South of Pershing. That was almost a mile away. A county in city terms. It was time to deliver his meds. The truth must be spoken.

“Well, I think you should probably talk with the owner of that building before you go around selling their easement. Maybe chat with Abigail too.”

“Ha. Yeah (and he laughs some more, but more than a simple 'ha'). This is my place. 5 units. I bought about ten years ago. I always trying to stay ahead, ya know. I wuz back in Lincoln Park in da seventy's. So when dey arrived, I said, I'm gonna go west, ya know, so I end up in Bucktown. Good ride, ya know, good people and good buildings deyse got, but dem others start comin, ya know, in da late eighty's, so I go west again, over dere in Humboldt Park. Renting nice places for like $300. Right on da Boulevard. But man, dem kids be looking to rent, and see da gangs, and run away. I like dat hood, but at da time, was difficult to rent my places, ya know. So I gots to move again, not cause dey be coming but becuz just not renting, ya know, so I find Bridgeport. It's alright down here. We got all types. Good peoples. Nice community. So, use want to look at my place. I get use a drink or someding?”

Didn't the politically correct types teach us Not to stereotype? I stood in disbelief. “How did you get into the multi-unit lifestyle, the whole landlord who lives in your building thing, a property OWNER?”

“Yeah, wells, ya know, I grew up helping my pops clean and fix properties in da Gold Coast where he owned some buildings. Now you can't touch nuttin' over dere, but back then my ole man had him a couples, and I be helping out when I don't have school. Always cleaning and fixing. Kind of like in my blood, ya know?”

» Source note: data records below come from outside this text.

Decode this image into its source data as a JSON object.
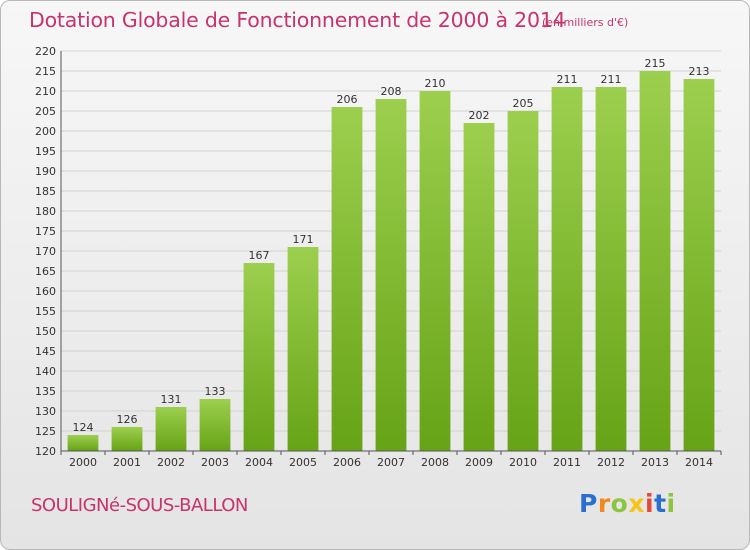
{
  "header": {
    "title": "Dotation Globale de Fonctionnement de 2000 à 2014",
    "unit": "(en milliers d'€)"
  },
  "footer": {
    "commune": "SOULIGNé-SOUS-BALLON",
    "brand_letters": [
      {
        "ch": "P",
        "color": "#2a6fd0"
      },
      {
        "ch": "r",
        "color": "#f08a1c"
      },
      {
        "ch": "o",
        "color": "#8cc63f"
      },
      {
        "ch": "x",
        "color": "#f5c518"
      },
      {
        "ch": "i",
        "color": "#e8463a"
      },
      {
        "ch": "t",
        "color": "#2a6fd0"
      },
      {
        "ch": "i",
        "color": "#8cc63f"
      }
    ]
  },
  "colors": {
    "title": "#c8336e",
    "bar_top": "#9ccf4e",
    "bar_bottom": "#66a316",
    "grid": "#d2d2d2",
    "axis_text": "#333333"
  },
  "chart_data": {
    "type": "bar",
    "title": "Dotation Globale de Fonctionnement de 2000 à 2014",
    "subtitle": "(en milliers d'€)",
    "xlabel": "",
    "ylabel": "",
    "categories": [
      "2000",
      "2001",
      "2002",
      "2003",
      "2004",
      "2005",
      "2006",
      "2007",
      "2008",
      "2009",
      "2010",
      "2011",
      "2012",
      "2013",
      "2014"
    ],
    "values": [
      124,
      126,
      131,
      133,
      167,
      171,
      206,
      208,
      210,
      202,
      205,
      211,
      211,
      215,
      213
    ],
    "ylim": [
      120,
      220
    ],
    "yticks": [
      120,
      125,
      130,
      135,
      140,
      145,
      150,
      155,
      160,
      165,
      170,
      175,
      180,
      185,
      190,
      195,
      200,
      205,
      210,
      215,
      220
    ],
    "grid": true,
    "legend": "none"
  }
}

As we started to leave, and the slight look of shame crossed our faces, I saw the Easement Man take something out of his pants pocket. Small and black...with an apple on the back. He put it underneath that shiny mat of hair, and began talking, ignoring his new Boystown buds, and started pacing, with the occasional glance back at “Abigail”'s place.

“So like I wuz saying before I hung up, use gonna pick up the chilayan sea bass or am I?”